Black, who lives in this sleepy ranching town on the Arizona-Mexico border, is one of millions of gun collectors in the United States, where authorities estimate that there are more than 200 million firearms held in private hands in a country of 300 million people.
The American affinity for guns may puzzle foreigners who link high ownership rates and liberal gun ownership laws to the 84 gun deaths and 34 gun homicides that occur in the United States each day and wonder why gun control is not an issue in the U.S. presidential election.
The owners are not just urban criminals and drug dealers. There are hunters and home security advocates, and then there are the gun collectors.
“People are ‘Oh, you collect guns, you must be bad.’ That’s nonsense. Gun collectors aren’t criminals, they are nobody to be frightened of,” says Black, one of several hobby collectors in this small Arizona town.
“I love machinery, and I love history, and history was written with firearms,” he said. “They were probably the most spectacular things ever built.”

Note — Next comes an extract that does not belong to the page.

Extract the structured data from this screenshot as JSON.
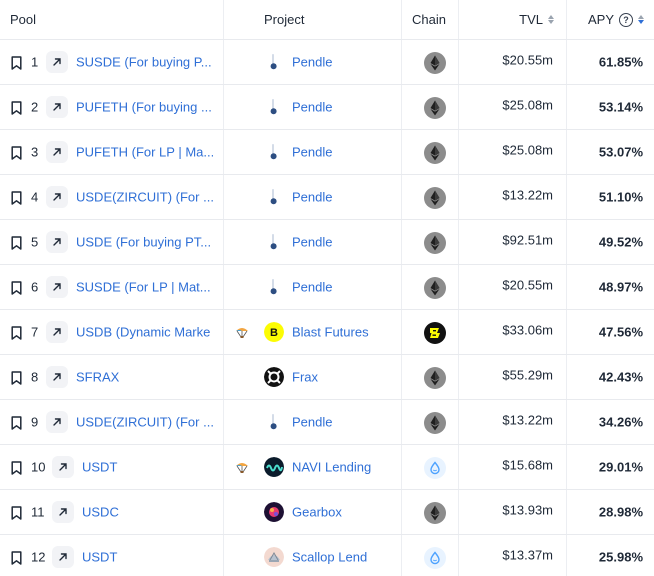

Aside from the rare 1895 machinegun, similar to ones used by Teddy Roosevelt in the Spanish-American War in Cuba, the soft-spoken retiree has a large selection of antique military weapons from the 19th and 20th centuries at his home.
The arsenal of revolvers, semi-automatic pistols, rifles and carbines spans conflicts from the American Civil War right up to World War Two, and all the guns are legally held.
A LOT LIKE GOLF
Black’s friend Lynn Kartchner is another self-described “gun nut” who lives in Douglas. He has a private arsenal of around 100 handguns, shotguns and rifles of all sorts which he uses for everything from hunting prairie dogs and rabbits to target shooting.
“The richer the golfer, the more clubs he owns,” he told Reuters at a Sunday morning pistol shoot at the Douglas Rifle & Pistol Club, where he can usually count on meeting up with a number of like-minded enthusiasts.
“You have a golf club for every angle and range, whether you’re lying in the grass or lying in the sand trap. It’s the same with gun nuts,” he said.
When he is out hunting, he carries a small .22 caliber pistol in his pocket in case he stumbles upon a coyote or a jack rabbit. He has shotguns of various gauges to shoot springing quail or wild duck, and rifles to pop off prairie dogs over an afternoon in the countryside with a case of beer.
For target shooting he has everything from small bore target pistols to powerful .45 caliber revolvers for quick-draw cowboy shoots, to semi-automatic assault rifles and heavy caliber sniper rifles for precision tournaments.
“It’s a humongous gun,” he says of one of one of his favorites, an antique Winchester rifle. “It’s been putting bullets one on top of the other since 1935. At 100 meters you can hit a golf ball with every shot.”